Одри сразу поняла, кто такой Люк.
- Мы можем вам помочь? - сказала она еще до того, как они достигли надгробия.
- Ты не можешь, - сказал Люк. Одри и ее муж Ланс никогда не считали его своим зятем. Они оказали токсическое влияние на его брак задолго до того, как он и Бекка обменялись клятвами. Люку нечего было сказать Одри.
- Что ты здесь делаешь, папа? - сказал Ганнер. Теперь его голос стал глубже. На его горле была расщелина адамова яблока, которой раньше там не было.
"Меня вызвал сюда президент. Но я хотел сначала увидеть тебя.
- Ваш президент проиграл, - сказала Одри. "Она заперлась в Белом доме, как сумасшедшая, отказываясь признать поражение. Я всегда знал, что в ней есть что-то подозрительное. Теперь он выставлен на всеобщее обозрение всему миру. Она надеялась стать Императором?
Люк посмотрел на Одри, не торопясь, впитывая ее. У нее были глубоко посаженные глаза с такими темными радужками, что они казались почти черными. У нее был острый нос, похожий на клюв. Ее плечи были сгорблены, а руки невероятно слабы. Она напомнила ему птицу - ворону или, может быть, стервятника. Пожиратель падали, во всяком случае.
- Она проиграла, - снова сказала Одри. "Ей нужно преодолеть это и подготовиться к передаче власти победителю".

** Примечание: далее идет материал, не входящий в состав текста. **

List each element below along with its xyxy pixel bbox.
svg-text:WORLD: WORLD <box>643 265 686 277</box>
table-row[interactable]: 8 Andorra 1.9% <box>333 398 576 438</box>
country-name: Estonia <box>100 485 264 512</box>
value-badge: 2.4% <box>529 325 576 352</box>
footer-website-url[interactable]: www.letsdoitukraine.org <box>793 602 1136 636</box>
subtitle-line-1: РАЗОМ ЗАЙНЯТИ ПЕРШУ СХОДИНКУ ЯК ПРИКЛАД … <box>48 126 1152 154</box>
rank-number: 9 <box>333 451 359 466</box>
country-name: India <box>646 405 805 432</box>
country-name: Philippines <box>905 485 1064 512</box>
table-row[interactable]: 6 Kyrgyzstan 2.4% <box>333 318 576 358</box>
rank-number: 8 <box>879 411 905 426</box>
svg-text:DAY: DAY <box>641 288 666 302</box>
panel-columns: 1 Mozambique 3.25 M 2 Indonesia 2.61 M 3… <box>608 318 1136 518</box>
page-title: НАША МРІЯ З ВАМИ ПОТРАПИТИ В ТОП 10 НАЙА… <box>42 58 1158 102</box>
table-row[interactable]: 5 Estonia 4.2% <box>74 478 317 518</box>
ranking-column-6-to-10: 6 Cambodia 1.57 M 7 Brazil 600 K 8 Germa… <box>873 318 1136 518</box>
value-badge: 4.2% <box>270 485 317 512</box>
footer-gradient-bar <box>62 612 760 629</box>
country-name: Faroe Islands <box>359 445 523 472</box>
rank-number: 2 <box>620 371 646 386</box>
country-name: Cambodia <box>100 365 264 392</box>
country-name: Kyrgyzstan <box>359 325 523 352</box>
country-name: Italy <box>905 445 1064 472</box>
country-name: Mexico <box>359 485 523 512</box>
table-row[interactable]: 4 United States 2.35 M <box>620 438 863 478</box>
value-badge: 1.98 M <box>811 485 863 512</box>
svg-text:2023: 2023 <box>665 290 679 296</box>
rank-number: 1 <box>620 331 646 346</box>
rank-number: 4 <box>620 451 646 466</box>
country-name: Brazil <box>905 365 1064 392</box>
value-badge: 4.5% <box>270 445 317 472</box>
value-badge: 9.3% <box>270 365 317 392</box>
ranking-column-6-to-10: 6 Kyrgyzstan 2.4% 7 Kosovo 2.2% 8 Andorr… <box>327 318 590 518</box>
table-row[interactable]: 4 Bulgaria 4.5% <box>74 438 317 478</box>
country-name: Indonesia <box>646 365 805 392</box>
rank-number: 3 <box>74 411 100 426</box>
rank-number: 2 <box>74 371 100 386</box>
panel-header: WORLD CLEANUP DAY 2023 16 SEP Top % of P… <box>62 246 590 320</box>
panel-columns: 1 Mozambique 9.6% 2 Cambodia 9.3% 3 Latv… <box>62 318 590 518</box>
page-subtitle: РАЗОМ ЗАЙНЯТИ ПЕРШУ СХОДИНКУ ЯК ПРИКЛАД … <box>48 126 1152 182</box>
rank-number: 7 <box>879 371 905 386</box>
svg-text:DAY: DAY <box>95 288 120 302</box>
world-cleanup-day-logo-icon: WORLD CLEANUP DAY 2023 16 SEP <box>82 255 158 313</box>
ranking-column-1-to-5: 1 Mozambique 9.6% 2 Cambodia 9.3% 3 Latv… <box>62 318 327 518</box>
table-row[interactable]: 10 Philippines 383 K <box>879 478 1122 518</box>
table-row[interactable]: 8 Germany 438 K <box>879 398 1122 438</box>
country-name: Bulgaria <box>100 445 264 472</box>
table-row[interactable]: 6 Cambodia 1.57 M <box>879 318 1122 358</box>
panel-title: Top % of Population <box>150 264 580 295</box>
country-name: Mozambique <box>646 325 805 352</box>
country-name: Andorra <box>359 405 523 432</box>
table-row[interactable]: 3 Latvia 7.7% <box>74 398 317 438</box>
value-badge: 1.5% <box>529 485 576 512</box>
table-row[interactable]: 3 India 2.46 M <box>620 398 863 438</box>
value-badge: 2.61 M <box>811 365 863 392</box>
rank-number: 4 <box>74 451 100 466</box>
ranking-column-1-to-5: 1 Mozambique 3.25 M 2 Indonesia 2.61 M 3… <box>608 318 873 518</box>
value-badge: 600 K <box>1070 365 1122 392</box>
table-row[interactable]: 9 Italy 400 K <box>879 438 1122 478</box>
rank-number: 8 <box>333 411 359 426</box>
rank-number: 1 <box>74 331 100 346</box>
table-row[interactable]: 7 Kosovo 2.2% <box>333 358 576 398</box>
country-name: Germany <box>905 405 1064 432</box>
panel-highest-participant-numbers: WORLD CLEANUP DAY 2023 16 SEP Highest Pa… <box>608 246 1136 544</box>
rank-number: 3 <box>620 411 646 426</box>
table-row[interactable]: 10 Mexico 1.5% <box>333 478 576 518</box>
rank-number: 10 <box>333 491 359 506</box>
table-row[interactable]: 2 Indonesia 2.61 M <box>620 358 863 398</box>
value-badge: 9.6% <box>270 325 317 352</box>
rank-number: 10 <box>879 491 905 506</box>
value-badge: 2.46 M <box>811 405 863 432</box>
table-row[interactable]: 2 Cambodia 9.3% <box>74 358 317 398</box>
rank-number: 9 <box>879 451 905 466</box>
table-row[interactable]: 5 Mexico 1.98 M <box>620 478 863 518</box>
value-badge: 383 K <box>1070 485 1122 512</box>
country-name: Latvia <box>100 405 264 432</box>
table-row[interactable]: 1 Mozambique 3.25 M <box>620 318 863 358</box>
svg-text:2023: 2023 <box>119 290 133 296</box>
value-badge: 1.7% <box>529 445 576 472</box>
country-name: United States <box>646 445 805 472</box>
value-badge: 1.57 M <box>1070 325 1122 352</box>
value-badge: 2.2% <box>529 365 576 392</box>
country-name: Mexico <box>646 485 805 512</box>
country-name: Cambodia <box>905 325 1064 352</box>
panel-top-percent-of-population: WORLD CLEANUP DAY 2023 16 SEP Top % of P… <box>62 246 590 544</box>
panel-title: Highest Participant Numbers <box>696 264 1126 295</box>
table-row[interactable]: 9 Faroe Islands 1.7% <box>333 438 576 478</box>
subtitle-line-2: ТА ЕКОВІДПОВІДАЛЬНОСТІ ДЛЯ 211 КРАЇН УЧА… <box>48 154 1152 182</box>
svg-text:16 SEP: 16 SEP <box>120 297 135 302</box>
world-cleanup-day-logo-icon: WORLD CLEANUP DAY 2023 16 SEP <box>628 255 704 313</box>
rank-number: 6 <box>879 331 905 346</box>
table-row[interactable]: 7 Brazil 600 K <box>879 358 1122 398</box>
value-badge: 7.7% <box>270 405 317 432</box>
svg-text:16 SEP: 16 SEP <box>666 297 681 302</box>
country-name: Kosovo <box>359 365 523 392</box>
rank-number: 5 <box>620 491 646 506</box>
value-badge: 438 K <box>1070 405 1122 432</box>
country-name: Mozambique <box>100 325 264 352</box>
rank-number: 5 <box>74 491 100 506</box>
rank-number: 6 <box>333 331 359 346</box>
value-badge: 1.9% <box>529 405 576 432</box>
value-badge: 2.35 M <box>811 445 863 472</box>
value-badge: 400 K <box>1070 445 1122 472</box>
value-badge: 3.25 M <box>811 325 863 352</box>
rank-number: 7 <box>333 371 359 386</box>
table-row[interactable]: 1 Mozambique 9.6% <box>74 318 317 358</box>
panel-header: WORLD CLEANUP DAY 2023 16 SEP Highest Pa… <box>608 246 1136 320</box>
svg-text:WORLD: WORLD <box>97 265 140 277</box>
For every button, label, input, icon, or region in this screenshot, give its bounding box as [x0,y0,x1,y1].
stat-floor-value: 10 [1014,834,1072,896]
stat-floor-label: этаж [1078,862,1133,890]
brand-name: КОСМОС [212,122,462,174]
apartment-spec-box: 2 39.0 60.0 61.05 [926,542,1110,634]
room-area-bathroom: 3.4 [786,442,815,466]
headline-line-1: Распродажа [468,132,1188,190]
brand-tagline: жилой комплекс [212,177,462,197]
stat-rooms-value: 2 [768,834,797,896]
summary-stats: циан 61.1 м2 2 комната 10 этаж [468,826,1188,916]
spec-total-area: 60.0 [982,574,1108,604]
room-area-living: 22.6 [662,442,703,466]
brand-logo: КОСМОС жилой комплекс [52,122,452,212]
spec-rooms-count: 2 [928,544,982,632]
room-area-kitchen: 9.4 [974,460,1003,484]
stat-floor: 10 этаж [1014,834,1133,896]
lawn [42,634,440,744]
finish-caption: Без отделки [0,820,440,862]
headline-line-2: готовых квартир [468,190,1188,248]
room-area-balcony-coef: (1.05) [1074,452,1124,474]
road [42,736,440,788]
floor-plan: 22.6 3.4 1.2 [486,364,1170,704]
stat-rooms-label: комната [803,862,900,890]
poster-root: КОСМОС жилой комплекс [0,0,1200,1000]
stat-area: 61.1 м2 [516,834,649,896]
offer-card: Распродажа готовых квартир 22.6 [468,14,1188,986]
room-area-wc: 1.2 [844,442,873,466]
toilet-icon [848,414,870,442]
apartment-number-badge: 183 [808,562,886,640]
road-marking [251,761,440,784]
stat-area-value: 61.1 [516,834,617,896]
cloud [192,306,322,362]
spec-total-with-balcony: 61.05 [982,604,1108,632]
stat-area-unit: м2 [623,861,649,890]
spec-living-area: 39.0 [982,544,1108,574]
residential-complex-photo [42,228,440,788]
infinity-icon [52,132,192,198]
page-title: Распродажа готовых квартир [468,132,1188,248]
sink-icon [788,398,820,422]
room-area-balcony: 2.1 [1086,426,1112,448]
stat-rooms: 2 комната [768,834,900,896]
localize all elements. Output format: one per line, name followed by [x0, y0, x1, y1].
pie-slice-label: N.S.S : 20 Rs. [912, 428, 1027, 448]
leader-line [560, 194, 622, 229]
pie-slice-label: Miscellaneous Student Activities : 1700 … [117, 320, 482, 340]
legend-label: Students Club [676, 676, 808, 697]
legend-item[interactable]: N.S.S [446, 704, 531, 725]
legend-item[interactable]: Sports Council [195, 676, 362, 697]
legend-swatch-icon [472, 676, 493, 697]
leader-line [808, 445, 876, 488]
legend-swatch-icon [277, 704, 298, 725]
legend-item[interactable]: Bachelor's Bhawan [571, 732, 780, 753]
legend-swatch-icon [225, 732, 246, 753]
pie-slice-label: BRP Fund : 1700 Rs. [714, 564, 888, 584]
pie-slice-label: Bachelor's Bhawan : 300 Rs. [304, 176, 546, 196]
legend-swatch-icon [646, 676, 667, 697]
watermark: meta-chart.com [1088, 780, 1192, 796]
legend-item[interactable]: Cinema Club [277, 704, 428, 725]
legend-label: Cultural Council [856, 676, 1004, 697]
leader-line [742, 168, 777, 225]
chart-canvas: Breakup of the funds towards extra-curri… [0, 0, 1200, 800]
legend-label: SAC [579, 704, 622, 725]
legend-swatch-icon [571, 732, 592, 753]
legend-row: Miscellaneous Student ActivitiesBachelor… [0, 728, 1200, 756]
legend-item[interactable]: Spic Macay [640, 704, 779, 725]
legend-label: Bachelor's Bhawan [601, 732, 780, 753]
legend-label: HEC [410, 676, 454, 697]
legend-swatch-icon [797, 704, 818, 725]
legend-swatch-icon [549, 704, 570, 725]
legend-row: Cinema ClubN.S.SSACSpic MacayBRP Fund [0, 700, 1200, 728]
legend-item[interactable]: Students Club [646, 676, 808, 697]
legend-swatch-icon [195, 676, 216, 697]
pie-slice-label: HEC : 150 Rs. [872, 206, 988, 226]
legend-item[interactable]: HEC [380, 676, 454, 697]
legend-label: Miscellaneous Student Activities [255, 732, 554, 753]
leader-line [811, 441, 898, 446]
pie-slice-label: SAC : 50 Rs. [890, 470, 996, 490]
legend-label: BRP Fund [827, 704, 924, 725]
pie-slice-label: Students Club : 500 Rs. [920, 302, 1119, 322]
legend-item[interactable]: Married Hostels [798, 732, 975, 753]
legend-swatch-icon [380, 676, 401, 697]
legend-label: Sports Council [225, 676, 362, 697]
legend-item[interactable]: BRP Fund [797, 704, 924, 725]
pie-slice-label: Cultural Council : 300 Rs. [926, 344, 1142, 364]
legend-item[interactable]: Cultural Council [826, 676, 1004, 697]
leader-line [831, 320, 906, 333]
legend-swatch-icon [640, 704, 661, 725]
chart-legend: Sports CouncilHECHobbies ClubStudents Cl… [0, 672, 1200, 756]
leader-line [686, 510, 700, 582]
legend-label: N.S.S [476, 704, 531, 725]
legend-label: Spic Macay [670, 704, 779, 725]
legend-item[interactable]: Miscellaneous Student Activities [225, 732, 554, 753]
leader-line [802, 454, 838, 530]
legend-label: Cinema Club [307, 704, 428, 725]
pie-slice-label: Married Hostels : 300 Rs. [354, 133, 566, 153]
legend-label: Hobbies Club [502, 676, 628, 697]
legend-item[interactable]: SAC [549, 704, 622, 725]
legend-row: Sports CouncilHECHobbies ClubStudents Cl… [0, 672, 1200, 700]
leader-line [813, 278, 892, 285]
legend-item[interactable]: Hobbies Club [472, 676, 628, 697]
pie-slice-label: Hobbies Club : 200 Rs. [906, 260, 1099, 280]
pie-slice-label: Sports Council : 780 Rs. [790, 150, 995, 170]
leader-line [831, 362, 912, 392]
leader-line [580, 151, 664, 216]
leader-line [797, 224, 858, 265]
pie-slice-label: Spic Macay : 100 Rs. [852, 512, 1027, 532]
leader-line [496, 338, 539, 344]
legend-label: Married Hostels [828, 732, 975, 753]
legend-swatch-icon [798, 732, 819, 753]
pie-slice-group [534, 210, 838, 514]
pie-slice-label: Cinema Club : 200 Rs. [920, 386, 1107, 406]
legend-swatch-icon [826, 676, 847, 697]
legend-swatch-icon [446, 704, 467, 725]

- Стрелок? - сказал Люк, теперь игнорируя Одри. "Мы можем поговорить?"
- Я недвусмысленно сказал Ребекке не выходить за тебя замуж. Я сказал ей, что это закончится катастрофой. Но я никогда не мог представить, что до этого дойдет".
- Стрелок? - повторил Люк, но теперь мальчик отвел взгляд. Люк увидел, как по лицу Ганнера скатилась слеза. Малыш тяжело сглотнул.
- Я просто хочу извиниться.
Слова вышли неверными. Извинение? Это почти не сократило бы его. Люк это знал. Потребовалось гораздо больше, чем извинения, чтобы снова исправить ситуацию, если это вообще было возможно. Он хотел сказать об этом Ганнеру. Он хотел сказать ему, что сделает все, что угодно, лишь бы он позволил ему вернуться в свою жизнь.
Он совершил ужасную ошибку. Он посвятит этому всю оставшуюся жизнь. Он исправит это.
Гуннер посмотрел на него, теперь открыто плача. Слезы текли по его лицу. - Я не хочу с тобой разговаривать. Он покачал головой. "Я не хочу тебя видеть. Я просто хочу забыть о тебе, разве ты не понимаешь?
Люк кивнул. "Хорошо. Хорошо, я могу уважать это. Но знай, что я люблю тебя и всегда открыта для того, чтобы услышать от тебя. У тебя еще есть мой номер? Вы можете позвонить мне, если передумаете.
- У меня нет твоего номера, - сказал Ганнер. - И я не передумаю.
Люк снова кивнул. - В таком случае я оставлю тебя в покое.
Голос Одри следовал за Люком по дорожке. - Звучит как хорошая идея, - сказала она. "Оставь мальчика в покое." Затем она рассмеялась безумным кудахтаньем, которое прозвучало бы почти как приступ кашля, если бы Люк не знал лучше.
"Оставьте нас наедине с нашими мертвыми".
Люк добрался до своей машины, включил передачу и был почти у ворот кладбища, прежде чем сам начал плакать.
ГЛАВА ПЯТАЯ
16:57 по восточному стандартному времени
Зал Баббы
Честер, Пенсильвания
Никто не помнил, кто такой Бубба.
Маленькая таверна стояла на углу улицы в юго-восточной части Честера, недалеко от реки, еще со времен Второй мировой войны. В то или иное время им владели десять разных людей, и, насколько всем было известно, он всегда назывался "Бабба". Но никто не знал почему.
"Думаю, она собирается сдаться", - сказал один мужчина у барной стойки.
- Как раз вовремя, - сказал другой.
Сегодня Марк Ривз работал клюшкой. Марк был старожилом шестидесяти семи лет от роду. Он то и дело разливал пиво в этом баре в течение последних двадцати пяти лет, пережив при этом трех владельцев. Он видел, как весь город катится по трубам прямо из этого бара. В городе, где чертовски почти все было заколочено или вот-вот будет заколочено, у Буббы была история успеха. Тем не менее, никто не хранил его долго.